It is very intricate!
For something that is one of the most popular pastimes in the world, there is nothing simple about having sex. There are many issues that can keep a couple from enjoying sex. These issues include physical and emotional factors, each playing a part in contributing to a measure of sexual dysfunction.
There is no doubt that sex and emotions are inseparable. To begin with, studies have shown that your mental state has a lot to do with your interest in sex. It is hard to get in the mood if you have something heavy weighing on your mind, if you have had a disagreement with your partner, or perhaps feeling anxious after a difficult day at work.
Physical factors, such as a lack of sexual desire, painful intercourse, erectile dysfunction, as well as other medical problems, cannot be separated from the emotions. Each troublesome issue has a root in the mind, and the mind is the home of all your emotions.
How emotions get drawn into the discord
Problems can occur at any time, no matter how successful and satisfying a relationship may seem to be. Here are some emotional issues which can pop up and put a damper on your sex life.
- A poor body image is a real problem for both partners, and if a careless remark is made by one, it can draw hurt feelings into the relationship. Taking offence can take the spark out of love-making.

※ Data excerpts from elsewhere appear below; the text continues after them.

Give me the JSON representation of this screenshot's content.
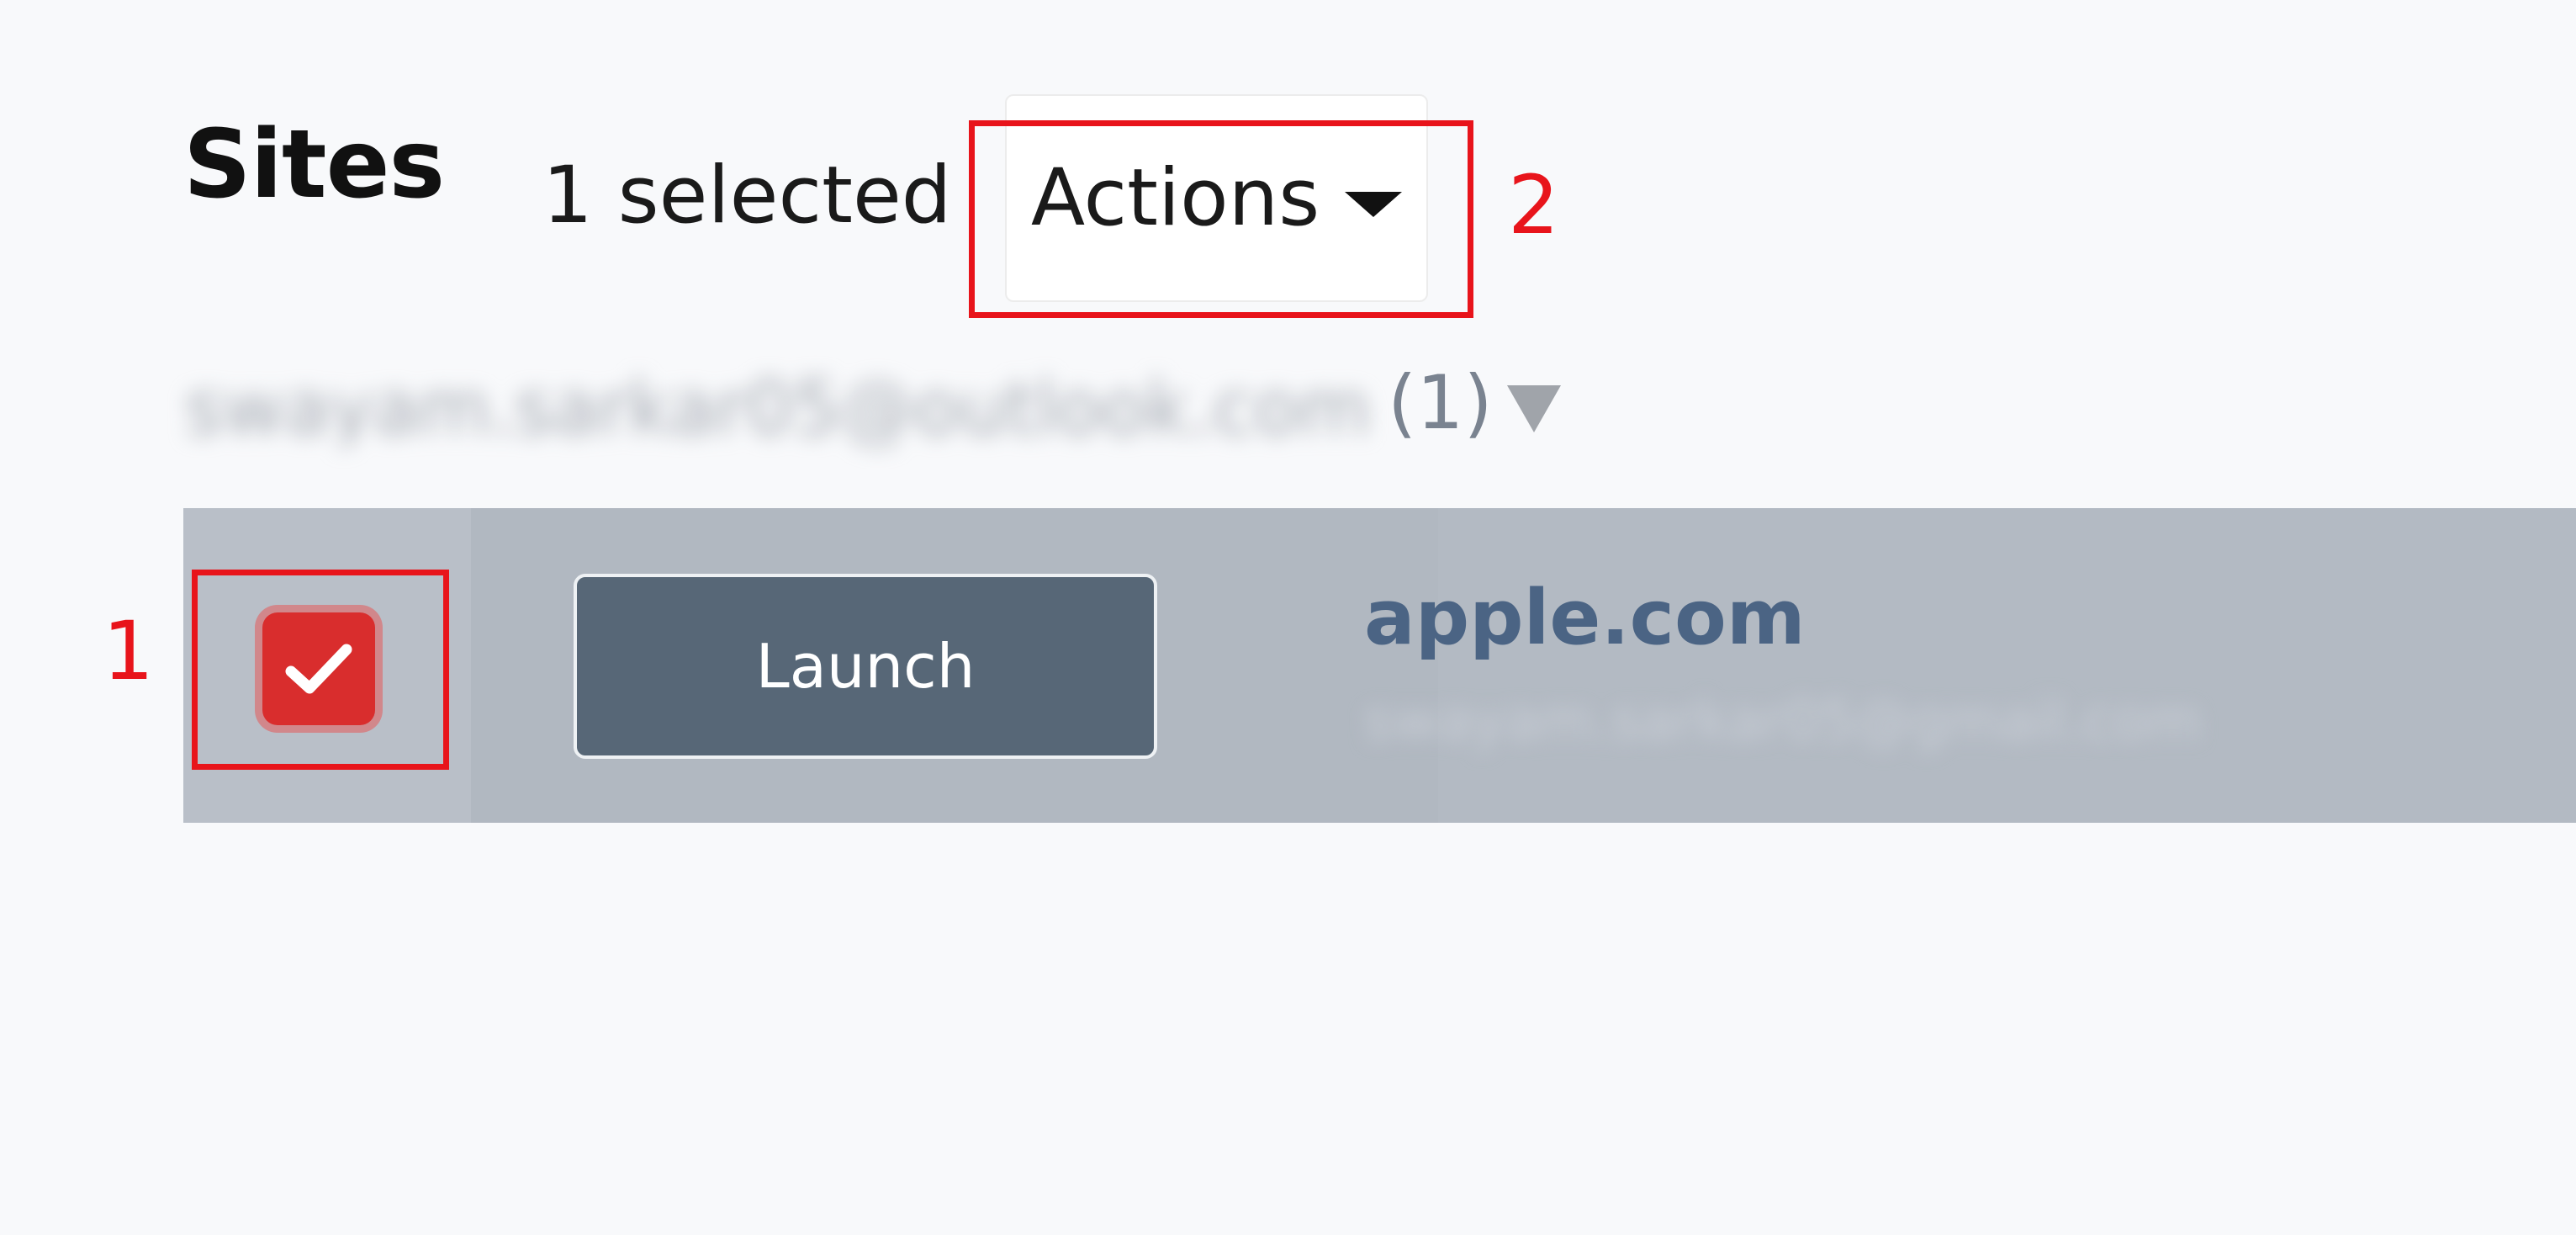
{
  "header": {
    "title": "Sites",
    "selection_count": "1 selected",
    "actions_label": "Actions"
  },
  "account": {
    "email": "swayam.sarkar05@outlook.com",
    "count": "(1)"
  },
  "sites": [
    {
      "checked": true,
      "launch_label": "Launch",
      "name": "apple.com",
      "owner": "swayam.sarkar05@gmail.com"
    }
  ],
  "annotations": [
    {
      "number": "1",
      "target": "site checkbox"
    },
    {
      "number": "2",
      "target": "actions dropdown"
    }
  ],
  "colors": {
    "annotation": "#e8141b",
    "checkbox": "#d92d2d",
    "launch_button": "#576777",
    "site_link": "#4b6484",
    "row_selected": "#b3bac3"
  }
}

- If a partner or spouse is found out to be a cheat, trust is often broken down and may take a long time to build up again. Emotions tend to run wild at such times, and the offended person can draw emotions into the dispute, so that there may potentially be a complete shut-down of sexual relations.
- Baggage from the past, such as religious issues, or a very strict upbringing where sex was never discussed, may have created feelings of guilt or shame about the sexual act. These emotions, when brought into a relationship, often lead to sexual dysfunction and low libido issues.
If not attended to, sexual dysfunction can tear even the closest of relationships apart. If you are at a crossroads of what to do about sexual problems, it is important to communicate openly with your partner about your feelings, and also possibly get an insight into your partner’s feelings.
Addressing sexual dysfunction
If you step back and look at the big picture, you may notice that sexual problems may be affecting other areas of your life. If this factor is concerning to you, the good news is that you do have options. A visit to the doctor will help to establish the best option for you, and once you take advice and put the effort into play, you are definitely on the right path to restoring your sex life and healing the emotions that are actually inseparable from it.